One application of this is that most liquids fill up more space for the same weight if they are hot, and less space for the same weight when they are cold. If you want to fill up your car’s tank with benzene (aka petrol or gasoline), you should fill it up when the weather is cold. That way, you get more-dense fuel, or more weight for the same volume that you pump, and you can save money!

Water is Different

Think about throwing a rock into a lava field. What would happen? The rock would slowly wink through the gooey hot lava, right? The cold rock would be denser than the same type of rock melted, so it would sink.
So why doesn’t ice sink when you drop it into water? The obvious answer would be that ice must be less dense than liquid water, because it floats on water. That’s right, but shouldn’t it be the other way around? Ice is colder so it should be denser. Water is warmer than ice so it should be less dense. What’s going on here?

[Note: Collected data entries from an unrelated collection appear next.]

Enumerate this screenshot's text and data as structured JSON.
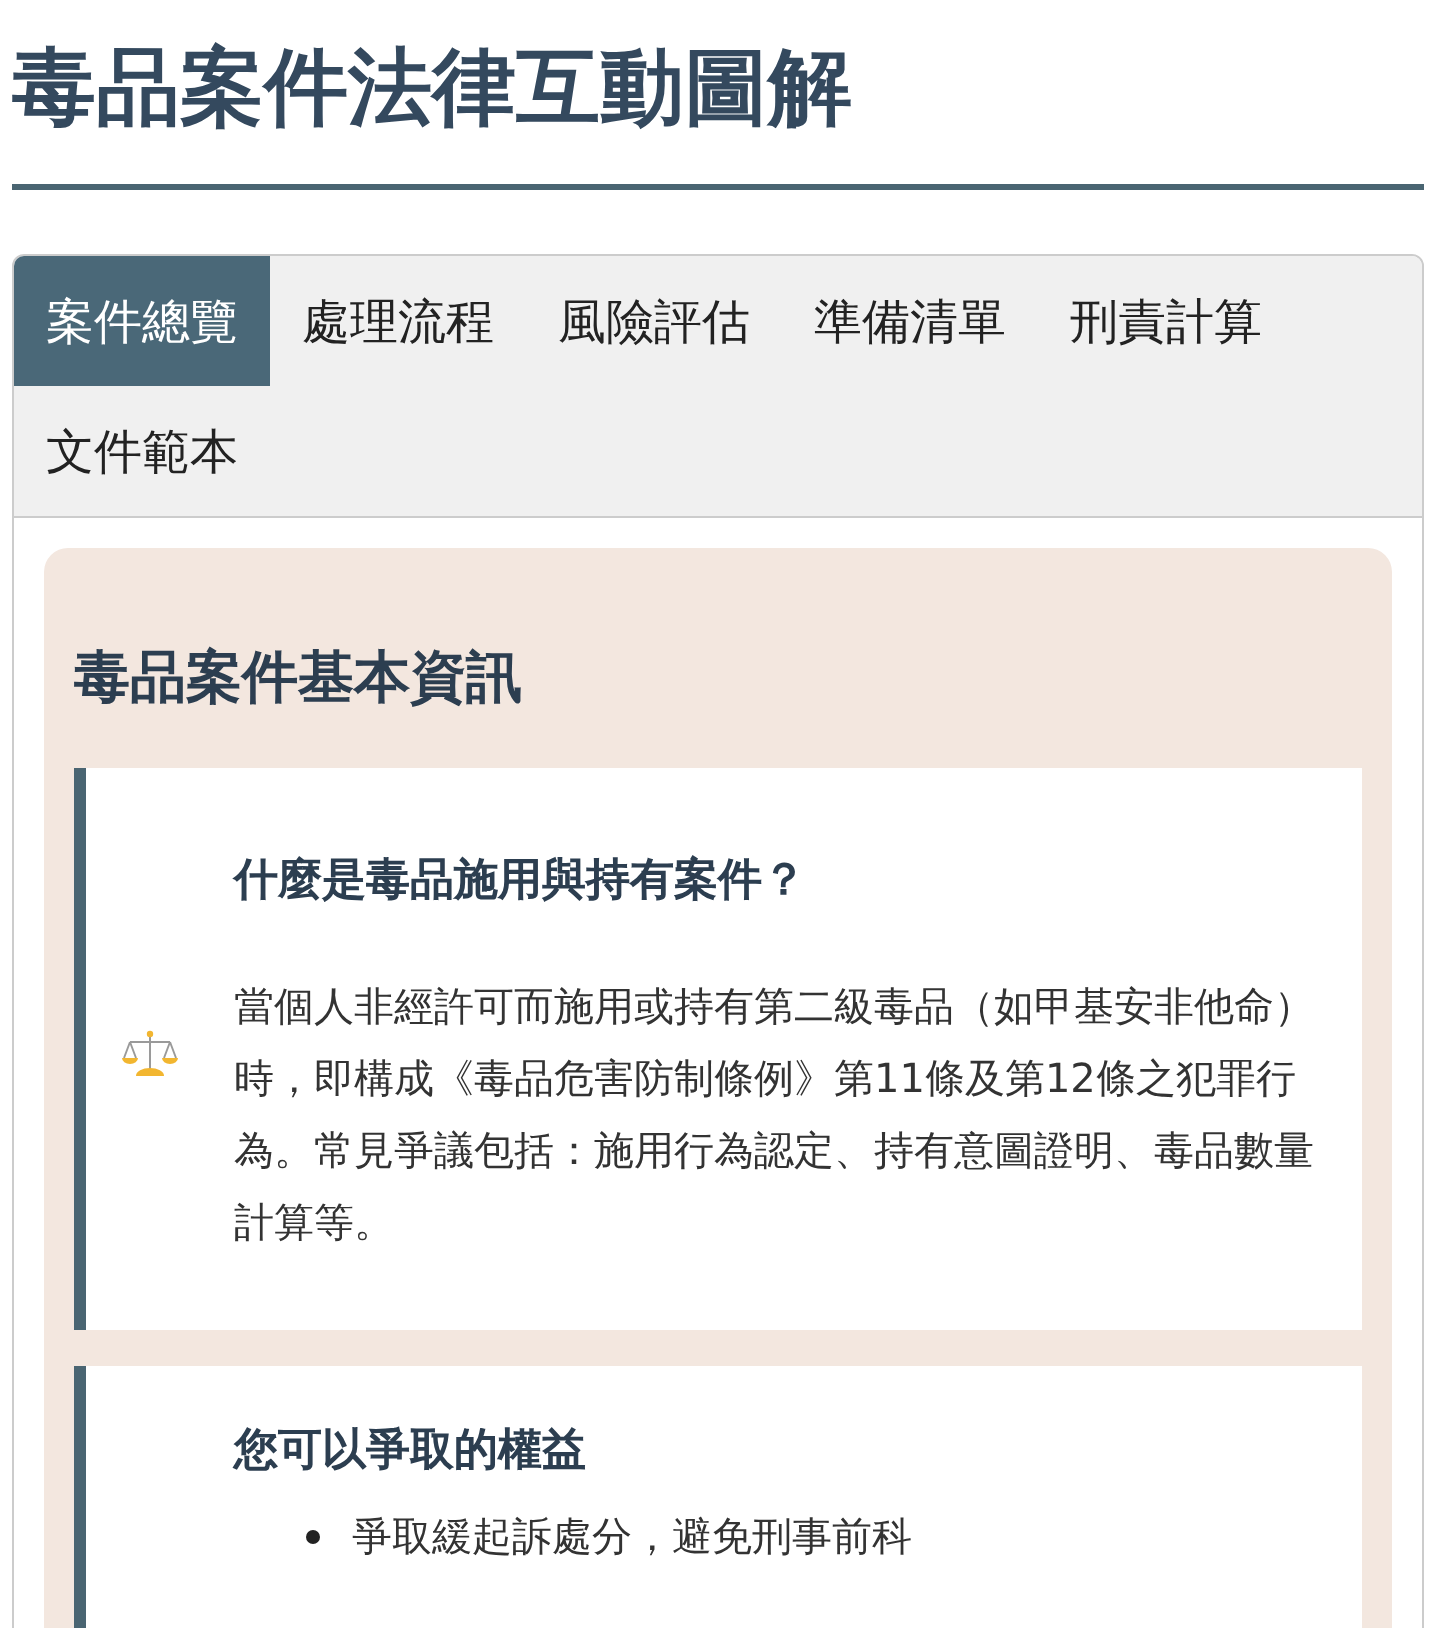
{
  "title": "毒品案件法律互動圖解",
  "tabs": [
    {
      "label": "案件總覽",
      "selected": true
    },
    {
      "label": "處理流程",
      "selected": false
    },
    {
      "label": "風險評估",
      "selected": false
    },
    {
      "label": "準備清單",
      "selected": false
    },
    {
      "label": "刑責計算",
      "selected": false
    },
    {
      "label": "文件範本",
      "selected": false
    }
  ],
  "section": {
    "heading": "毒品案件基本資訊",
    "cards": [
      {
        "kind": "text",
        "icon": true,
        "heading": "什麼是毒品施用與持有案件？",
        "body": "當個人非經許可而施用或持有第二級毒品（如甲基安非他命）時，即構成《毒品危害防制條例》第11條及第12條之犯罪行為。常見爭議包括：施用行為認定、持有意圖證明、毒品數量計算等。"
      },
      {
        "kind": "list",
        "icon": false,
        "heading": "您可以爭取的權益",
        "items": [
          "爭取緩起訴處分，避免刑事前科"
        ]
      }
    ]
  }
}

The explanation requires some chemistry. Oxygen atoms each have 6 electrons orbiting around in their outermost electron orbit, or valence shell. These electrons really want to bond with other electrons to make pairs, so when you introduce hydrogen atoms, each with a free electron, every oxygen atom will scoop up 2 of them and bond to bond with. This creates the water molecule H2O. Water molecules are roughly V-shaped, with the O at the base and the 2 Hs at the 2 arms of the V.

On the other side of the oxygen atom, however, are 2 pairs of electrons and this gives one side of the water molecule a negative charge. The hydrogen atoms, because their electrons are being shared with the oxygen atom, gain a slight positive charge – so the other side of the water molecule has a positive charge.

Finally, as water cools, just like more other substances it gets denser. But below 4?C (40?F), the water molecules start to get really close together and the charges in each molecule line up. As the water gets even colder and turns to ice, the positive hydrogen sides and negative oxygen sides of each molecule become important. Opposite charges attract and pull the molecules into a set orientation, but similar charges repel each other and cause the molecules to spread out. This stops water molecules from getting closer to each other while they get colder – and makes ice les dense than liquid water!

So icebergs float on seawater that is warmer than they are, and frozen ice cubes float in warmer drinking water. This is also why, if you put a full glass bottle of water in the freezer, it can shatter – the freezing water will expand and break the glass. Don’t do it!

What if water didn’t have this unique feature? How would all of the rivers and lakes in the world be different in the freezing wintertime?